The 'Daily Mail' found a way to blame a woman for her own murder

Impact

On Saturday morning, 21-year-old Brooke Preston stopped by her home in West Palm Beach to say a final goodbye to her former roommate, 24-year-old Randy Herman Jr., before she moved to Pennsylvania. According to the Daily Mail, the encounter was "cordial" — until Preston and Herman hugged, at which point he began slashing her repeatedly with a hunting knife. Herman has since been charged with first-degree murder. 

By any standard, it's a sad story, and certainly one that didn't need sexist tropes projected onto it. But that's precisely what the Daily Mail did. 

"Friend zone turns fatal: Florida man accused of stabbing roommate to death after she said she was leaving to live with her boyfriend," the headline shared on Snapchat's discover platform read. According to a Snap, Inc. spokesperson, "publishers on Discover have editorial independence over their content." At time of writing, the article was no longer the Daily Mail's feature on Snapchat discover.

Outside Snapchat, the article has a much more straightforward title that does not suggest a woman's tacit rejection might have triggered her murder, one that instead puts the onus of responsibility firmly on the man who did the stabbing. But as Internet Review founder Margarita Noriega pointed out on Twitter, the "embarrassing" package appeared on a social media channel wildly popular with teens, who would arguably fare better receiving less information about the friend zone. The friend zone does not exist.  

Rather, the friend zone is a patriarchal construct that makes men view friendship with women as a condescending sort of cock block, and perpetuates the oppressive idea that men deserve sex just for spending time with a woman. 

But based on the Mail's account, it's not clear that Herman harbored or voiced feelings for Preston, or that she ever turned him down. It's not clear that he was ever "friend-zoned." The report says the two had a platonic relationship, although Preston told a friend she felt uncomfortable sleeping in their shared house when Herman was around. 

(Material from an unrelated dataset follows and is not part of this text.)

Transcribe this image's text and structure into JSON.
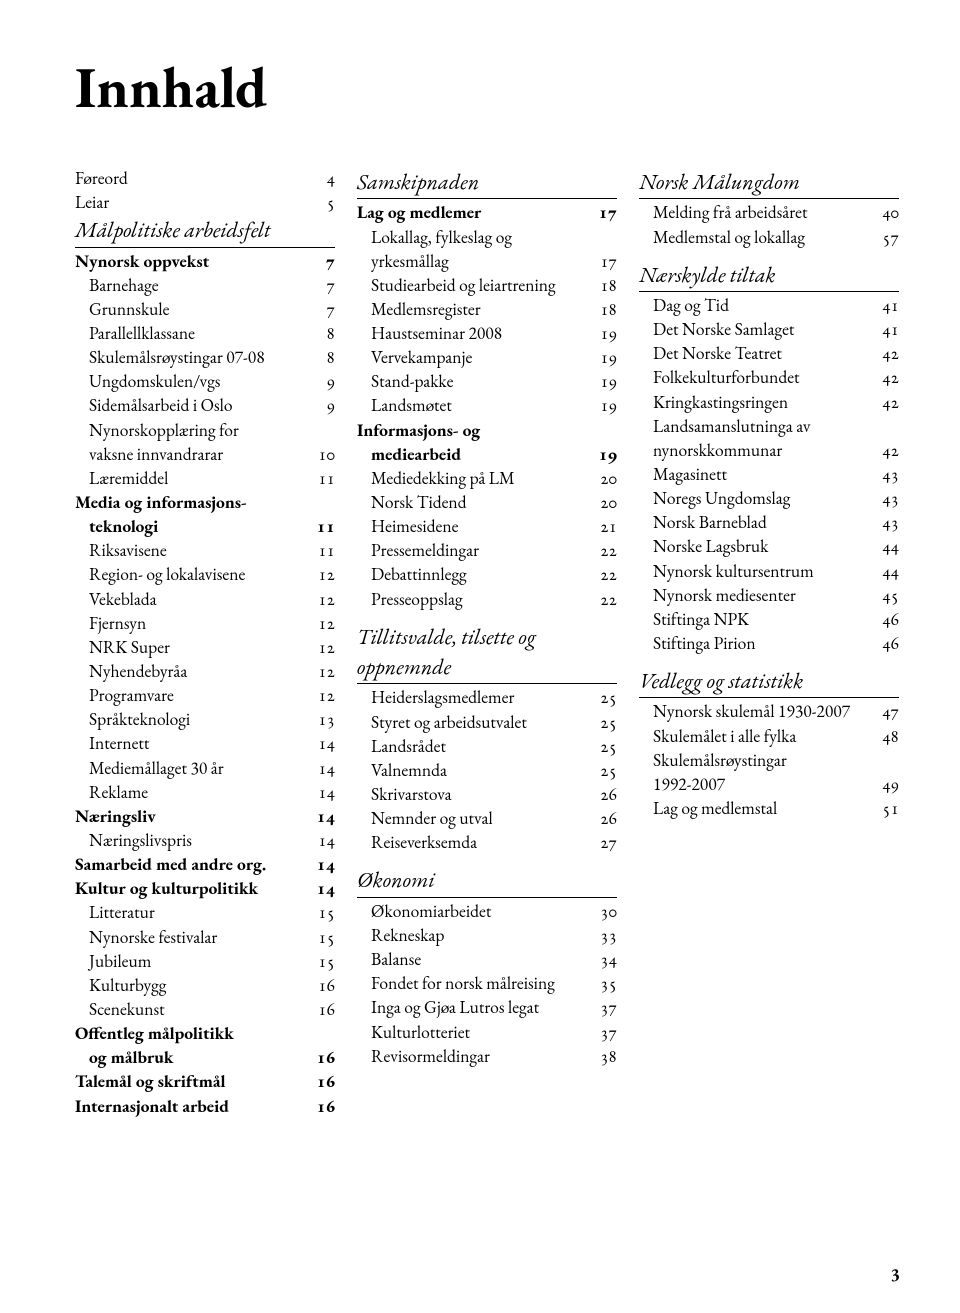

Even if Herman did like Preston, though, and even if he told her and she said she just wanted to be friends, the problem wouldn't be the friend zone. The problem would be Herman's roiling rage over being denied something he felt Preston owed him — access to her body. 

The vigor with which men's rights activists complain about being relegated to the role of friend is particularly telling. In a post maligning criticism of the friend zone, one men's rights redditor wrote:

So far what I've decoded from these retarded tumblr posts about the "friendzone" is basically that if you aren't attractive, you aren't allowed to compensate through trying to build relationships up through friendship. Apparently the only people allowed to have sex are those who are 100% upfront about wanting to sleep with another person. It's now considered manipulative and disgusting to be nice to a woman and listen to her because you're interested in her(and a relationship/sex with her.)

"Do these people realize some men can't just come up to women with insane charisma and confidence and get sex immediately..?" he wondered.

That line of reasoning suggests a basic view of women as sex to be gotten, rather than human beings deserving of straightforward human interaction. MRAs will argue, as this one did, that "feminists whining about objectification and being sexually harassed" invite this kind of toxic masculinity on themselves by sending men "mixed signals." An invitation to conversation, however, is not an invitation to harassment.

What's worth ruminating on here is the effect that buying into the belief of entitlement to a woman's body has on men. If we accept the Mail's insinuation that Herman killed Preston because he wanted her and she wanted someone else, then we accept the very real danger that comes with a man believing that women exist — or don't — at his leisure.